Bir ortak girişim şirketi olan UNIROBOTICS; UNIDEF ile Ömür Baç’ın ortaklığında kuruldu. UNIDEF, özellikle silah sistemi entegrasyonu projeleri ile ulusal ve uluslararası sektör kamuoyu tarafından yakından tanınıyor. Ömür Baç ise bu ortak girişime, mekatronik alanında, BAÇ Mühendislik çatısı altında yürüttüğü başarılı projelerin birikimini getiriyor.

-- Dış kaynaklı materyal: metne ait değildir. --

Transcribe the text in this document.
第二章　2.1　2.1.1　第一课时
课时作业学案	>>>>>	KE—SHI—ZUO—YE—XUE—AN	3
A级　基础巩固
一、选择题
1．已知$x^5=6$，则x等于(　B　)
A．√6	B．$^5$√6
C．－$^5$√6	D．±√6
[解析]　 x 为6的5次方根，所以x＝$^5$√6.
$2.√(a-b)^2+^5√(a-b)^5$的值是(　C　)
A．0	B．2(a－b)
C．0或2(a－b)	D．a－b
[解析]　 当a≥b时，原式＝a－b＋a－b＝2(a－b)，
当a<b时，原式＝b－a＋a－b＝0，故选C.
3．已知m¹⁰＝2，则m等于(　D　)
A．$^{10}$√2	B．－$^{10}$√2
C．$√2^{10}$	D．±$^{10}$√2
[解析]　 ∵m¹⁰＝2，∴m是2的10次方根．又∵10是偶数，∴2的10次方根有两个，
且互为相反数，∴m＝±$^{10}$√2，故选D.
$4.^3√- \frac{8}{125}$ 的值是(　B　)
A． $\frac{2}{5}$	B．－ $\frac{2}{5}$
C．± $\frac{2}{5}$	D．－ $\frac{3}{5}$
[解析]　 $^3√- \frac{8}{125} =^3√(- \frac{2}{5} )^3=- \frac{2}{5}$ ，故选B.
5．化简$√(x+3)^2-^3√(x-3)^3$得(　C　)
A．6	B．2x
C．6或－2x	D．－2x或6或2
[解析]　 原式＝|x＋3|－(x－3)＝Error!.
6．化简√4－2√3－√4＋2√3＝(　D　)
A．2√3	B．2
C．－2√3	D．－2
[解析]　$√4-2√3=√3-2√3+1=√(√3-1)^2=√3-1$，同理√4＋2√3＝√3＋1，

UNIROBOTICS’in yönetim kurulunda, UNIDEF’ten Cem Kurter ve Utku Aral ile birlikte Ömür Baç bulunuyor. Baç, aynı zamanda, firmanın genel müdürlüğünü de üstlenmiş durumda. İstanbul Teknik Üniversitesi Makine Mühendisliği öğretim üyesi Doç. Dr. Zeki Yağız Bayraktaroğlu da UNIROBOTICS’in bilimsel danışmanlığını yapıyor.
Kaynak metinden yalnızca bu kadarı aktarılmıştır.